Question: At what depth below the surface of oil, relative density \[0.8\] , will the oil produce a pressure o...

Question

At what depth below the surface of oil, relative density $0.8$ , will the oil produce a pressure of $120kN{m^{ - 2}}$ ? What depth of water is this equivalent to?

Answer 1

Solution

To answer the problem, you must first understand relative density and the formula that provides a relationship between depth and pressure.

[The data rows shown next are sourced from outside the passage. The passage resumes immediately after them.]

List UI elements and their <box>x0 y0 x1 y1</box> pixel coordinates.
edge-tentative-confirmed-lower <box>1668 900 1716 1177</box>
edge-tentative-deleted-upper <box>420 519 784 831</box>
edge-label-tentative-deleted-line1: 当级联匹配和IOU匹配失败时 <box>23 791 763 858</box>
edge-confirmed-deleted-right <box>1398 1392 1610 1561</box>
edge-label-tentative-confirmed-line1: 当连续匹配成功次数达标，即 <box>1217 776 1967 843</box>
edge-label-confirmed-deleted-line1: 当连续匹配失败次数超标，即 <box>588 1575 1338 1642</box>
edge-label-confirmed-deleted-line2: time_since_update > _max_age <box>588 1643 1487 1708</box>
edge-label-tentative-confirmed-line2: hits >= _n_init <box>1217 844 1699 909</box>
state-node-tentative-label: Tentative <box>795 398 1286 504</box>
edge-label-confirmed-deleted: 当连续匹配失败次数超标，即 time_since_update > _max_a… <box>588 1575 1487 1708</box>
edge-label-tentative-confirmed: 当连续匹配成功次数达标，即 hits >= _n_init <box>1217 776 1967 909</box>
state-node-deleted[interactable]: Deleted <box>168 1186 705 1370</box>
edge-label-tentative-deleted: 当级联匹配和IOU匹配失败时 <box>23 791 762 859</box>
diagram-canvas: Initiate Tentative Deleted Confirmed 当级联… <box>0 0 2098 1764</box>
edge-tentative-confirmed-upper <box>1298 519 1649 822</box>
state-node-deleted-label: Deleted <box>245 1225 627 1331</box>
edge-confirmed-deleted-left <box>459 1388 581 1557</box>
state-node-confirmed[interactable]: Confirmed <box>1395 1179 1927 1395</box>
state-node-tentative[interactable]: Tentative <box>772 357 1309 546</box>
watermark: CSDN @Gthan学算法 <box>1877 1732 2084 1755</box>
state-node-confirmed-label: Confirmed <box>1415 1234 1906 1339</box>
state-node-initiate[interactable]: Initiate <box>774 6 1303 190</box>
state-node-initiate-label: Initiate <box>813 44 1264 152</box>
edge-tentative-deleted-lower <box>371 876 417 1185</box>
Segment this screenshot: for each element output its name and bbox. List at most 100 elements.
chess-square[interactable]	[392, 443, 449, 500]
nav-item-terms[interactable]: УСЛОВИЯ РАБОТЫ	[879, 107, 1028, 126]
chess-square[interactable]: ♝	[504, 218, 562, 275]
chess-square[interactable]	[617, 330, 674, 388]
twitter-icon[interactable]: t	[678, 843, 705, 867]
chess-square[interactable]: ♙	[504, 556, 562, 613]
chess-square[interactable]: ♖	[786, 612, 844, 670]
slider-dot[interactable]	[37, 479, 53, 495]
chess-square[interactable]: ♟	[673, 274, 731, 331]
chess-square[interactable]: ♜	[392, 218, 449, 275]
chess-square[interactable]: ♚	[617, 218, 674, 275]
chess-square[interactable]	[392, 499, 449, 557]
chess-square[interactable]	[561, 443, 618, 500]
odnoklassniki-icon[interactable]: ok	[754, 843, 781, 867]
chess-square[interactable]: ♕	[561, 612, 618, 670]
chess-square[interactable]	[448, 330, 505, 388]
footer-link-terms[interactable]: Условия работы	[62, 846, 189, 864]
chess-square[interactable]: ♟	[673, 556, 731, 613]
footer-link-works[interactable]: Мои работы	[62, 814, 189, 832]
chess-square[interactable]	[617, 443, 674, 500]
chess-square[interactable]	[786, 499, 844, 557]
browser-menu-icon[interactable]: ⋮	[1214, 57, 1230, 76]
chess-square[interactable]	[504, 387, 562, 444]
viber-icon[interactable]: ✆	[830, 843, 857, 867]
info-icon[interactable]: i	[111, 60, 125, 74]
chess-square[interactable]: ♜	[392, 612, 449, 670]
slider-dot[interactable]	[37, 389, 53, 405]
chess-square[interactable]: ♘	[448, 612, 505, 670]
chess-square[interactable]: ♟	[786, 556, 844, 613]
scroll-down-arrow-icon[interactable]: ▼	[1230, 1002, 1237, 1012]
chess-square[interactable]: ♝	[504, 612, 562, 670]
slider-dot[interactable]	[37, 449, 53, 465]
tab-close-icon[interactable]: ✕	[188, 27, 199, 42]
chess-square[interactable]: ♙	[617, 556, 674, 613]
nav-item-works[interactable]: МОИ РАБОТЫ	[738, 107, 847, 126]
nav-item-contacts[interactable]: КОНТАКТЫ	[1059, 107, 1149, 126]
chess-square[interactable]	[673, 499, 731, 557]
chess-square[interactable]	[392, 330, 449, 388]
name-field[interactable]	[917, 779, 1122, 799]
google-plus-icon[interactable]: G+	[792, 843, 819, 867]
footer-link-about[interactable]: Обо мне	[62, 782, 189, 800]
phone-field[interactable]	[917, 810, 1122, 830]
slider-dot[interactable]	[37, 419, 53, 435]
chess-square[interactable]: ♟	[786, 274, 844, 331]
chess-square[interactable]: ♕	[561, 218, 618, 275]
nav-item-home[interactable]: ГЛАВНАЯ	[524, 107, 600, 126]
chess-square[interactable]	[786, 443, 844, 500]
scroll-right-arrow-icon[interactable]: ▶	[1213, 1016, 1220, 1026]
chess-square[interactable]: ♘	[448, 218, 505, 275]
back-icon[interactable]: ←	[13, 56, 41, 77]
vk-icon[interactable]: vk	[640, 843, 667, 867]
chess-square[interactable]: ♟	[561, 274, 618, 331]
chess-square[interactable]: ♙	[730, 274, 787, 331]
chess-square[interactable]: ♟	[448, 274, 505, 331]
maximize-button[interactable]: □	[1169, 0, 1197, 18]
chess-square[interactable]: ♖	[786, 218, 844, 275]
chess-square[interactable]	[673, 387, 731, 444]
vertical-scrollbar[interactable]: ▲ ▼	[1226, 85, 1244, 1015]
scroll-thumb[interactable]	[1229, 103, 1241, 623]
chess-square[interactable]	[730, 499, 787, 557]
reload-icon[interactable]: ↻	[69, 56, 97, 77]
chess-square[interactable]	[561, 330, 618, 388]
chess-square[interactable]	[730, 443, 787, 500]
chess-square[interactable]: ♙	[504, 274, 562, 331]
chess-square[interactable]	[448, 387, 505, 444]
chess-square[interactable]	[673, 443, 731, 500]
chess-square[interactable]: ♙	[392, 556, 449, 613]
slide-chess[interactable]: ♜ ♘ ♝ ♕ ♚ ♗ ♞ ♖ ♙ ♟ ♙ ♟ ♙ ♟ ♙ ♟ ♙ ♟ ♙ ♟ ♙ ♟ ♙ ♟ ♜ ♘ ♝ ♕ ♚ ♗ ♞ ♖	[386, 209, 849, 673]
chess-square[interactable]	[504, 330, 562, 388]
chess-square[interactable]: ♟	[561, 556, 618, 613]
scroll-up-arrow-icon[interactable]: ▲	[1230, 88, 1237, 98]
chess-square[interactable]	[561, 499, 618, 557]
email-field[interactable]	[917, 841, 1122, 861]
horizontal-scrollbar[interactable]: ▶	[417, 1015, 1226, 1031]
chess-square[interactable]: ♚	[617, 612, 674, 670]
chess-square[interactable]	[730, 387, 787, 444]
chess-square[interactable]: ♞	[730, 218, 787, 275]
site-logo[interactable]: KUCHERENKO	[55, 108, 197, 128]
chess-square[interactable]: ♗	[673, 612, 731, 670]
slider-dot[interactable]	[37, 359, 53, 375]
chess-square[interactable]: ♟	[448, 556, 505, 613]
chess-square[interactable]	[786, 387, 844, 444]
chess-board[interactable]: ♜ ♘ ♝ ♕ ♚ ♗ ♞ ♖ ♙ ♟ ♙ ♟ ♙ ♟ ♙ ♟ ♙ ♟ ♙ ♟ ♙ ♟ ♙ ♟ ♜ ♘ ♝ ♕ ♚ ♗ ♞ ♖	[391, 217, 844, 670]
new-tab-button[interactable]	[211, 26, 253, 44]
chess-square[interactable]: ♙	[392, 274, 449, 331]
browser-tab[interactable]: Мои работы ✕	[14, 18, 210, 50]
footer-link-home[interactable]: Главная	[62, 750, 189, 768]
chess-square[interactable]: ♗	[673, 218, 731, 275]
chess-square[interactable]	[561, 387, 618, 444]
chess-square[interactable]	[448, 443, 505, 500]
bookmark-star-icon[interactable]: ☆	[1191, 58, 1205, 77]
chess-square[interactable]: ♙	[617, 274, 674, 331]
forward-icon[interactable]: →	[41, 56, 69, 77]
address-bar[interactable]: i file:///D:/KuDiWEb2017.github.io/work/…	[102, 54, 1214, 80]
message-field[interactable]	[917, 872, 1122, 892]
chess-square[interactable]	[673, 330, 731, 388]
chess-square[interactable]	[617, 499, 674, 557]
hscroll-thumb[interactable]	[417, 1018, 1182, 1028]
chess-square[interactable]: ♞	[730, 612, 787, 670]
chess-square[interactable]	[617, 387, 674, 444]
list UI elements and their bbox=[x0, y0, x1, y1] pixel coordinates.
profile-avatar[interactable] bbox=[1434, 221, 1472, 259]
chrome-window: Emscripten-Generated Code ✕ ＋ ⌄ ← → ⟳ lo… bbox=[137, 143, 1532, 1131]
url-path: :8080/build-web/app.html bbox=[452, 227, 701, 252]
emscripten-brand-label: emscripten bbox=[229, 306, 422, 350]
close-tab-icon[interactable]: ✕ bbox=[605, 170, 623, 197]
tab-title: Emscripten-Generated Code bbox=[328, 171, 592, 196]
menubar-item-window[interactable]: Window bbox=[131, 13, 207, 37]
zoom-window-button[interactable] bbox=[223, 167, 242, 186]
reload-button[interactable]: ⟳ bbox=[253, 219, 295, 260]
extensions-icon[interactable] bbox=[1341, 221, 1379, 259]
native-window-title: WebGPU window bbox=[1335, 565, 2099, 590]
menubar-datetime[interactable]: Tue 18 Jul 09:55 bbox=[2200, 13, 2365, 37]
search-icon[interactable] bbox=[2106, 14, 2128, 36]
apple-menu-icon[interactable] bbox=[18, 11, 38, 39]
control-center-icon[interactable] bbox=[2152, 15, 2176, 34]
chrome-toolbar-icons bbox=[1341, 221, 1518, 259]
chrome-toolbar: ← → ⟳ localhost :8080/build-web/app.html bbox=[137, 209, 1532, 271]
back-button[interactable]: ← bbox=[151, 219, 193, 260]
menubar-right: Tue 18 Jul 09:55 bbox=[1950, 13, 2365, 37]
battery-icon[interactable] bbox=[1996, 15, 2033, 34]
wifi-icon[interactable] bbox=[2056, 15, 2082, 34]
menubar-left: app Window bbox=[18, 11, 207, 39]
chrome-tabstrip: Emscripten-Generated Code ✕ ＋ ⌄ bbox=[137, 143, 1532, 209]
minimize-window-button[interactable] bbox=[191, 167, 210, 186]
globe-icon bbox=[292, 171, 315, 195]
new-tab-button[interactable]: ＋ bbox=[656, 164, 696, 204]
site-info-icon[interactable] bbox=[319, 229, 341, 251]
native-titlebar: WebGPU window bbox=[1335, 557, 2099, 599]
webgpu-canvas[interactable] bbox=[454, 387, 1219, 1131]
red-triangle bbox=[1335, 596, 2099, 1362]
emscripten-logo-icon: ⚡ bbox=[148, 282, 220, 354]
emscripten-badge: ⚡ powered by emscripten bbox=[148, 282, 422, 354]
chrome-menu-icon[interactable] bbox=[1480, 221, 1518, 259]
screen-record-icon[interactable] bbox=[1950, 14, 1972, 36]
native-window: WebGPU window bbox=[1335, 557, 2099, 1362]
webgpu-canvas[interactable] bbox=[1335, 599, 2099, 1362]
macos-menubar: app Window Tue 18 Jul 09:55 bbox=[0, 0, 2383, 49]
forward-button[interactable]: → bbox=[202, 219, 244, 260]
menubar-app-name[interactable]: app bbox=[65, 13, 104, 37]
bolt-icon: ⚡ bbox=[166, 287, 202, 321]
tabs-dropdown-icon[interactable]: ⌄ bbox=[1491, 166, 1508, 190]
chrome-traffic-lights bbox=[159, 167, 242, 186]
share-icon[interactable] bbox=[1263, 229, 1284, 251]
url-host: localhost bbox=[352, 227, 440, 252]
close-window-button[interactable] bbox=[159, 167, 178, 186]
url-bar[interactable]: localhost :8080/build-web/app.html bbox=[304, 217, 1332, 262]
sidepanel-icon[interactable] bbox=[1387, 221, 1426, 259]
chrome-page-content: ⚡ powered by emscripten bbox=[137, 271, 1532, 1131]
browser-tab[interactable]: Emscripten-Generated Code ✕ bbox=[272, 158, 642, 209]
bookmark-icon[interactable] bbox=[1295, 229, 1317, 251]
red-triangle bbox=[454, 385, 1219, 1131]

Relative density is defined as the ratio of a substance's density to the standard, which is either air for gases and water for liquids or solids.

Complete step by step answer:
At specified conditions, relative density (also known as specific gravity) is simply the ratio between the density of a material, in your example oil, and the density of a reference substance, which I suppose is water in your case.
$d = \dfrac{{{\rho _{oil}}}}{{{\rho _{water}}}}$
Most of the time, relative density is compared to the density of water at ${4^ \circ }C$ , which is $1000{\text{ }}kg{m^{ - 3}}$
As a result, the density of oil will be
${\rho _{oil}} = d \cdot {\rho _{water}} \\\ {\rho _{oil}} = 0.8 \times 1000kg{m^{ - 3}} \\\ \therefore {\rho _{oil}} = 800kg{m^{ - 3}} \\\$
The formula describes the relationship between depth and pressure.
$P = \rho \cdot g \cdot h$ where,
$P -$ the pressure produced at the depth $h$
The gravitational acceleration is denoted by the letter $g$ .
$\rho -$ is the density of the liquid.
Rearrange to find a solution for $h$ always retain in mind $\dfrac{N}{{{m^2}}}$ is equivalent to $\dfrac{{Kg}}{{m \cdot {s^2}}}$ and don't forget that you're dealing with kilonewtons, not Newtons.
$h = \dfrac{P}{{\rho \cdot g}} \\\ h = \dfrac{{120 \cdot {{10}^3}\dfrac{{kg}}{{m \cdot {s^2}}}}}{{9.8\dfrac{m}{{{s^2}}} \cdot 800\dfrac{{kg}}{{{m^3}}}}} \\\ \therefore h = 15.3m \\\$
Simply substitute the density of the oil with that of water to get the depth at which this pressure would be produced in water.
$h = \dfrac{P}{{\rho .g}} \\\ h = \dfrac{{120 \cdot {{10}^3}\dfrac{{kg}}{{m \cdot {s^2}}}}}{{9.8\dfrac{m}{{{s^2}}} \cdot 1000\dfrac{{kg}}{{{m^3}}}}} \\\ \therefore h = 12.2m \\\$

Note: It should be mentioned that relative density, also known as specific density, is the ratio of a substance's density to the density of water at . Because the ratio's numerator and denominator have the same units, they cancel each other out. As a result, there are no units for relative density.